Their name conjures up memories of happier times and the great contribution they made to the development of Tamil culture, language and music.
If Arumuga Navalar, Xavier Thaninayagam, K. Kailasapathy and, in recent times, K. Sivathamby, strode like colossuses in the filed of Tamil literature, Yazhpanam Dakshinamurthy, a thavil player, overshadowed everyone before him and continues to hold the younger generation in awe.
Even 38 years after his death, his playing of the instrument seems to echo on both sides of the Palk Straits and a new film on him by Amshan Kumar is likely to give more insights into the making of the great percussionist.
Mr. Kumar, who has made documentaries on great writers and musicians, said the idea of making a film came from the London-based Sri Lankan publisher Padmanabha Iyer. Now, he has completed shootings in Tamil Nadu and was planning to shoot in Sri Lanka.
“Though he lived many years in Tamil Nadu and was close to musicologist B.M. Sundaram, Thanjavur Govindarajan and many others, I need to talk to his family members and other friends in Sri Lanka,” said Mr. Kumar.
Dakshinamurthy stayed with Mr. Sundaram in Thanjavur for six years, before leaving for Sri Lanka. He came back again and his last concert was in the Orathanadu float festival. “He went to Sri Lanka and died soon,” Mr. Sundaram said.
Mr. Sundaram said it was thavil player Needamangalam Shanmugavadivel who brought Dakshinamurthy to Tamil Nadu. Dakshinamurthy took some lessons under Natchiyarkoil Raghava Pillai.
“But he needed little tutoring. He was a genius. Many singers have imagination, but their voice may be inadequate to capture it. Similarly, the hands of many percussionists would not obey their mind. In the case of Dakshinamurthy, he could play what his mind wanted him do. He was to thavil what T.N. Rajarathinam Pillai was to nagaswaram,” explained Mr. Sundaram.
Thanjavur Govindarajan said Dakshinamurthy was obsessed with layam and would suddenly visit him to explain a new korvai composed by him. “He would come to my house in a bullock-cart and tell me he had a new korvai. We will play it together,” said Mr. Govindarajan. He recalled how people thronged Orathanadu to listen to his solos.
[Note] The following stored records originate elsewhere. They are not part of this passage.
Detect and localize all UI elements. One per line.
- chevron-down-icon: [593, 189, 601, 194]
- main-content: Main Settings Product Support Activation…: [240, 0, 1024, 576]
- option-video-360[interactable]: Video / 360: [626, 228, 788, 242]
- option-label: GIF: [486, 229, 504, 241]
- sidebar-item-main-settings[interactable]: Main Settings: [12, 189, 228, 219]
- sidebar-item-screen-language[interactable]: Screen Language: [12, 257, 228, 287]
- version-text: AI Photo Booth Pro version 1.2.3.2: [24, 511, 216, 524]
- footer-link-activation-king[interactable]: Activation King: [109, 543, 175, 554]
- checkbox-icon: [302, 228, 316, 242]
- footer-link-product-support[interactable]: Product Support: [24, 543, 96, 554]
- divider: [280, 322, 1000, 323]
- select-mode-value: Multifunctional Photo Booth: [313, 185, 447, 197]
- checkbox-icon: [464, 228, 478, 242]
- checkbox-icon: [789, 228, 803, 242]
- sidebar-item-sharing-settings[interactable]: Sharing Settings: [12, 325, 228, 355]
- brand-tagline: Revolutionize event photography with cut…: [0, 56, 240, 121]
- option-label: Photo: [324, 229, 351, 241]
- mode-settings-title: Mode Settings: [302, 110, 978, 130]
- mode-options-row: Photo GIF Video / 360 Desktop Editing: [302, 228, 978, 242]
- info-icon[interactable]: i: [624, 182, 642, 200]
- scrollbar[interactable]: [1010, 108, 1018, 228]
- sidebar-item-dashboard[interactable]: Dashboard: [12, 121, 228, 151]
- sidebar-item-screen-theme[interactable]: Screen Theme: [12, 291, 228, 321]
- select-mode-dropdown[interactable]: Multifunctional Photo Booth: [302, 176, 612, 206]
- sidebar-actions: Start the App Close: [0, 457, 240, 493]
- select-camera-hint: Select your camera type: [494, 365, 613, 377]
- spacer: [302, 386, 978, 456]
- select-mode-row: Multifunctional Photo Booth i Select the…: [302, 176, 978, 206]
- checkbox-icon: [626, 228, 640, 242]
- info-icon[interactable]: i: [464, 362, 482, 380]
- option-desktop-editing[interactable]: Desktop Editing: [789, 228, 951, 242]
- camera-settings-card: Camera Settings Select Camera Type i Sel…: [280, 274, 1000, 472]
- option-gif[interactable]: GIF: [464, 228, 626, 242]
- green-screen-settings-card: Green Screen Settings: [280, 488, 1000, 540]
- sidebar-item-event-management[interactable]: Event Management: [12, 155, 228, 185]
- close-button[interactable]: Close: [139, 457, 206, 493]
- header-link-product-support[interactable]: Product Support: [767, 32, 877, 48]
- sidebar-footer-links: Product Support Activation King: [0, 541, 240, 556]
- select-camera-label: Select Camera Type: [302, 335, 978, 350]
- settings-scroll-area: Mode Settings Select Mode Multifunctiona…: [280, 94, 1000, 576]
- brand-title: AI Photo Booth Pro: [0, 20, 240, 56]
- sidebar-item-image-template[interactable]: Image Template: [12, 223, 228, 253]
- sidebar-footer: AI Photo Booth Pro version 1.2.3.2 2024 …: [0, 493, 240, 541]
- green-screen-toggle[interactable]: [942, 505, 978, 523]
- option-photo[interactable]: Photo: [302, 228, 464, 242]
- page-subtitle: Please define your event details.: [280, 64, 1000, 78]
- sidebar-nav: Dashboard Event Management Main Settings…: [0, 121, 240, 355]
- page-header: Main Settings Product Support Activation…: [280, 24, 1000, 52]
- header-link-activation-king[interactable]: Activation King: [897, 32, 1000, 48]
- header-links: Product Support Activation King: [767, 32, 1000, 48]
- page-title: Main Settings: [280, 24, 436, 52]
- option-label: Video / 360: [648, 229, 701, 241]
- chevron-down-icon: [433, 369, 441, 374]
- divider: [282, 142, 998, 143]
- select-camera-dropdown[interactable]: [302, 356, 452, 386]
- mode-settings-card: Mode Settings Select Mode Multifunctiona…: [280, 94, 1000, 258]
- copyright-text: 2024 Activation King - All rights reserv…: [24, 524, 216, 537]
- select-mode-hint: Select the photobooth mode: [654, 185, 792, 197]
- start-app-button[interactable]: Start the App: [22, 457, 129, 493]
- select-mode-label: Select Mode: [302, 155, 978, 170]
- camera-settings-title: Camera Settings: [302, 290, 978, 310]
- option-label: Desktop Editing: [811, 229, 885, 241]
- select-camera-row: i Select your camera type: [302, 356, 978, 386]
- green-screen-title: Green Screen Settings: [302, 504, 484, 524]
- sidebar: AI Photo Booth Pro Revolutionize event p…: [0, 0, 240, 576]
An extremely handsome man, Dakshinamurthy, would ride motorcycles and cars in breakneck speed.
“He will light and smoke a cigarette like a film star. But his life was a roller-coaster ride. The first half of his career was a musician’s envy, but it became a tragedy later,” said Mr. Govindarajan.
Dakshinamurthy plunged into depression and was taken to Gunaseelam, where patients with mental illness are given treatment.
“From there, I took him with me to Thanjavur. But he was going through a period of great stress,” said Mr. Sundaram.
During his time, he mostly paired with Shanmugavadivel and the latter’s untimely death affected him very much.
“It is very difficult to explain his playing in words. It is beyond human effort. Sometimes I cannot follow his playing, but am left with a feeling of wonder. Despite his intricate playing, he can appeal to both the connoisseur and the layman,” said Lalitha Ram, author of the biography of mridangam exponent Palani Subramania Pillai.